O Código Penal Brasileiro (Decreto-Lei 2.848/1940), no artigo 208, criminaliza a prática de escarnecer publicamente alguém com base em crença ou função religiosa, assim como impedir ou perturbar cerimônias ou práticas de culto religioso, e vilipendiar publicamente atos ou objetos de culto religioso.
A pena estipulada para essas condutas é de detenção de um mês a um ano ou multa, com aumento caso haja violência associada.
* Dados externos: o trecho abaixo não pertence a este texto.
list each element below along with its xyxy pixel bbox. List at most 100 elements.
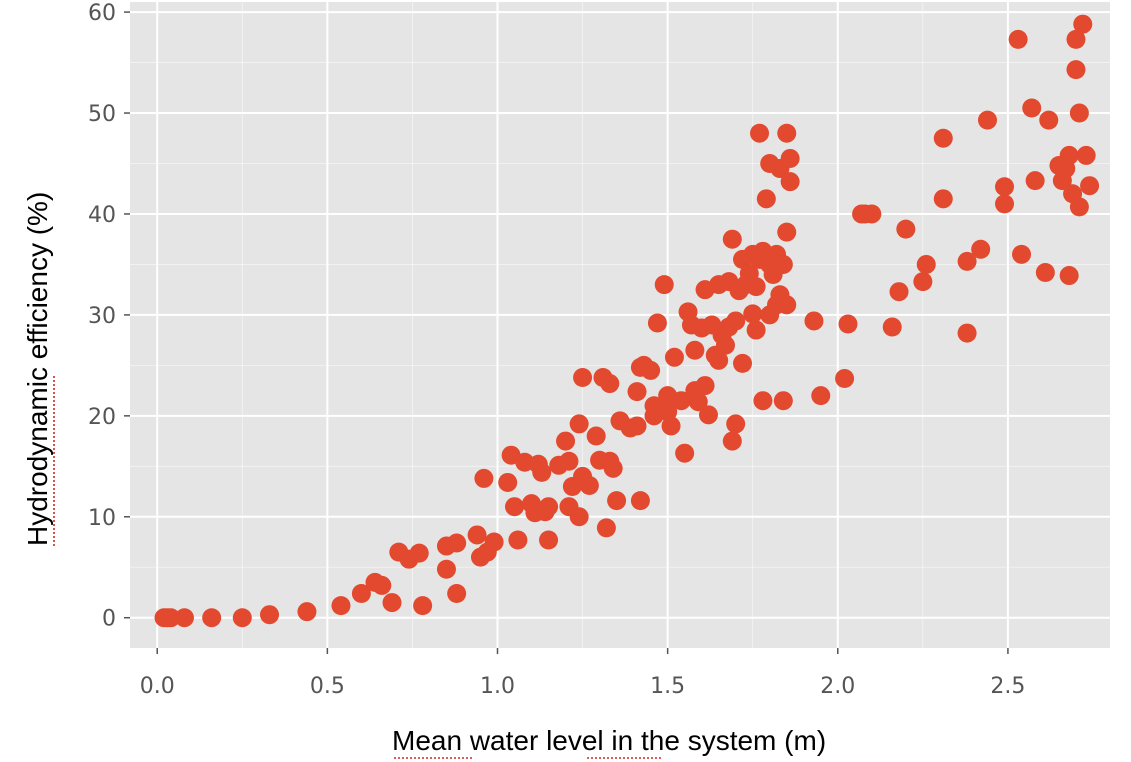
data-point [1039, 110, 1059, 130]
data-point [447, 583, 467, 603]
data-point [685, 340, 705, 360]
data-point [889, 282, 909, 302]
data-point [556, 431, 576, 451]
data-point [1059, 266, 1079, 286]
data-point [971, 239, 991, 259]
data-point [726, 311, 746, 331]
data-point [579, 475, 599, 495]
y-tick-label: 30 [88, 304, 116, 329]
data-point [1025, 171, 1045, 191]
data-point [1073, 14, 1093, 34]
data-point [753, 391, 773, 411]
data-point [539, 530, 559, 550]
data-point [409, 543, 429, 563]
data-point [1069, 103, 1089, 123]
data-point [559, 451, 579, 471]
data-point [916, 254, 936, 274]
data-point [447, 533, 467, 553]
data-point [695, 376, 715, 396]
data-point [746, 277, 766, 297]
data-point [896, 219, 916, 239]
data-point [811, 386, 831, 406]
data-point [913, 272, 933, 292]
data-point [1069, 197, 1089, 217]
data-point [569, 507, 589, 527]
data-point [508, 530, 528, 550]
data-point [750, 123, 770, 143]
data-point [1076, 145, 1096, 165]
data-point [688, 392, 708, 412]
data-point [260, 605, 280, 625]
data-point [1035, 263, 1055, 283]
axis-ticks: 0.0 0.5 1.0 1.5 2.0 2.5 0 10 20 30 40 50 60 [88, 1, 1025, 699]
data-point [773, 391, 793, 411]
data-point [780, 172, 800, 192]
data-point [1022, 98, 1042, 118]
x-tick-label: 1.5 [650, 674, 685, 699]
data-point [600, 374, 620, 394]
data-point [351, 583, 371, 603]
data-point [882, 317, 902, 337]
x-tick-label: 1.0 [480, 674, 515, 699]
y-tick-label: 50 [88, 102, 116, 127]
data-point [777, 222, 797, 242]
data-point [607, 491, 627, 511]
data-point [756, 189, 776, 209]
data-point [933, 189, 953, 209]
data-point [1066, 29, 1086, 49]
y-tick-label: 20 [88, 405, 116, 430]
data-point [746, 320, 766, 340]
data-point [722, 431, 742, 451]
data-point [331, 596, 351, 616]
data-point [957, 323, 977, 343]
data-point [161, 608, 181, 628]
data-point [838, 314, 858, 334]
data-point [382, 593, 402, 613]
data-point [1008, 29, 1028, 49]
data-point [957, 251, 977, 271]
data-point [232, 608, 252, 628]
y-tick-label: 40 [88, 203, 116, 228]
data-point [573, 367, 593, 387]
data-point [675, 443, 695, 463]
data-point [743, 304, 763, 324]
y-axis-title: Hydrodynamic efficiency (%) [22, 192, 53, 546]
data-point [726, 414, 746, 434]
data-point [474, 468, 494, 488]
data-point [661, 416, 681, 436]
data-point [202, 608, 222, 628]
x-axis-title: Mean water level in the system (m) [392, 725, 826, 756]
y-tick-label: 0 [102, 607, 116, 632]
data-point [596, 518, 616, 538]
x-tick-label: 0.0 [140, 674, 175, 699]
data-point [804, 311, 824, 331]
data-points [154, 14, 1100, 628]
data-point [505, 497, 525, 517]
data-point [654, 275, 674, 295]
data-point [664, 347, 684, 367]
data-point [436, 559, 456, 579]
data-point [780, 148, 800, 168]
data-point [630, 491, 650, 511]
data-point [835, 368, 855, 388]
data-point [722, 229, 742, 249]
data-point [777, 295, 797, 315]
data-point [586, 426, 606, 446]
data-point [484, 532, 504, 552]
y-tick-label: 10 [88, 506, 116, 531]
data-point [733, 353, 752, 373]
data-point [995, 194, 1015, 214]
data-point [978, 110, 997, 130]
data-point [413, 596, 433, 616]
data-point [569, 414, 589, 434]
data-point [467, 525, 487, 545]
data-point [627, 416, 647, 436]
x-tick-label: 2.5 [990, 674, 1025, 699]
data-point [933, 128, 953, 148]
data-point [539, 497, 559, 517]
data-point [647, 313, 667, 333]
x-tick-label: 2.0 [820, 674, 855, 699]
data-point [603, 458, 623, 478]
data-point [627, 382, 647, 402]
plot-area [130, 2, 1110, 648]
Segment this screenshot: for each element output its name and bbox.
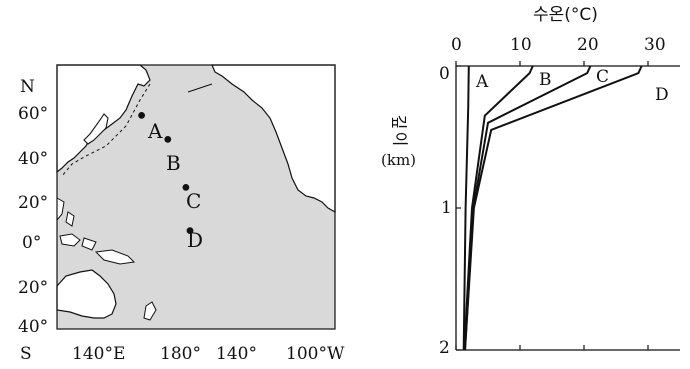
lat-label-60n: 60° bbox=[18, 104, 49, 124]
station-label-d: D bbox=[187, 228, 204, 252]
lon-label-180: 180° bbox=[160, 344, 201, 364]
y-axis-label-char-2: 이 bbox=[390, 131, 410, 147]
x-tick-30: 30 bbox=[644, 35, 666, 55]
lat-label-20n: 20° bbox=[18, 193, 49, 213]
y-tick-2: 2 bbox=[439, 338, 450, 358]
x-tick-10: 10 bbox=[510, 35, 532, 55]
southeast-asia-islands bbox=[56, 197, 97, 251]
station-label-a: A bbox=[148, 119, 163, 143]
station-dot-a bbox=[138, 112, 146, 119]
lon-label-140e: 140°E bbox=[72, 344, 126, 364]
lat-label-40s: 40° bbox=[18, 317, 49, 337]
x-tick-0: 0 bbox=[451, 35, 462, 55]
lat-label-s: S bbox=[20, 344, 32, 364]
japan-islands bbox=[83, 113, 109, 145]
series-label-d: D bbox=[655, 85, 669, 105]
new-zealand bbox=[143, 301, 157, 321]
station-dot-c bbox=[182, 184, 190, 191]
lon-label-100w: 100°W bbox=[286, 344, 345, 364]
map-frame bbox=[56, 64, 336, 330]
australia-landmass bbox=[56, 269, 117, 319]
series-label-b: B bbox=[539, 70, 552, 90]
north-america-landmass bbox=[211, 64, 336, 214]
series-label-a: A bbox=[476, 72, 489, 92]
y-tick-1: 1 bbox=[441, 198, 452, 218]
series-line-d bbox=[464, 65, 643, 351]
new-guinea bbox=[94, 249, 136, 265]
lon-label-140w: 140° bbox=[216, 344, 257, 364]
lat-label-40n: 40° bbox=[18, 149, 49, 169]
x-tick-20: 20 bbox=[577, 35, 599, 55]
station-dot-d bbox=[186, 227, 194, 235]
station-dot-b bbox=[164, 136, 172, 143]
y-tick-0: 0 bbox=[439, 64, 450, 84]
lat-label-20s: 20° bbox=[18, 278, 49, 298]
series-label-c: C bbox=[596, 67, 610, 87]
y-axis-label-char-1: 깊 bbox=[389, 114, 409, 130]
series-line-b bbox=[463, 65, 534, 351]
chart-title: 수온(°C) bbox=[533, 5, 598, 25]
series-line-a bbox=[462, 65, 470, 351]
lat-label-n: N bbox=[20, 77, 35, 97]
alaska-peninsula bbox=[187, 83, 213, 93]
dashed-boundary-line bbox=[61, 83, 151, 177]
pacific-map bbox=[56, 64, 336, 330]
station-label-b: B bbox=[166, 151, 181, 175]
station-label-c: C bbox=[186, 189, 202, 213]
y-axis-label-unit: (km) bbox=[381, 151, 417, 169]
series-line-c bbox=[464, 65, 592, 351]
lat-label-0: 0° bbox=[22, 233, 42, 253]
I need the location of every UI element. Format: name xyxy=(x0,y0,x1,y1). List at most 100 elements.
Recentemente, a Lei nº 14.532/2023 incluiu no artigo 140 do Código Penal o parágrafo terceiro, estabelecendo que a injúria com elementos referentes à religião resultará em pena de reclusão de um a três anos e multa.
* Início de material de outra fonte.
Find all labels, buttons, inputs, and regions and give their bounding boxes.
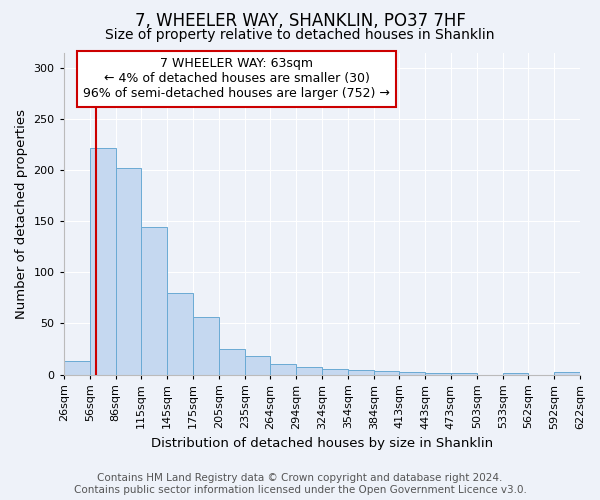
Bar [399,372,425,374]
Bar [270,364,296,374]
Bar [322,370,348,374]
Bar [219,349,245,374]
Bar [554,372,580,374]
X-axis label: Distribution of detached houses by size in Shanklin: Distribution of detached houses by size … [151,437,493,450]
Bar [245,356,270,374]
Bar [374,372,399,374]
Text: Contains HM Land Registry data © Crown copyright and database right 2024.
Contai: Contains HM Land Registry data © Crown c… [74,474,526,495]
Text: 7, WHEELER WAY, SHANKLIN, PO37 7HF: 7, WHEELER WAY, SHANKLIN, PO37 7HF [134,12,466,30]
Text: Size of property relative to detached houses in Shanklin: Size of property relative to detached ho… [105,28,495,42]
Bar [89,148,116,374]
Bar [167,292,193,374]
Bar [116,168,141,374]
Bar [193,318,219,374]
Bar [348,370,374,374]
Text: 7 WHEELER WAY: 63sqm
← 4% of detached houses are smaller (30)
96% of semi-detach: 7 WHEELER WAY: 63sqm ← 4% of detached ho… [83,58,390,100]
Y-axis label: Number of detached properties: Number of detached properties [15,108,28,318]
Bar [64,361,89,374]
Bar [296,368,322,374]
Bar [141,228,167,374]
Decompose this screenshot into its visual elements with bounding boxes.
O Estatuto da Igualdade Racial (Lei 12.288/2010) dedica um capítulo aos direitos à liberdade de consciência, crença e ao livre exercício dos cultos religiosos. O artigo 23 garante a inviolabilidade da liberdade de consciência e crença, assegurando o livre exercício dos cultos religiosos e a proteção legal aos locais de culto e suas liturgias. Por sua vez, o artigo 26 do mesmo estatuto determina que o poder público deve adotar medidas para combater a intolerância religiosa em relação às religiões de matrizes africanas e à discriminação de seus seguidores.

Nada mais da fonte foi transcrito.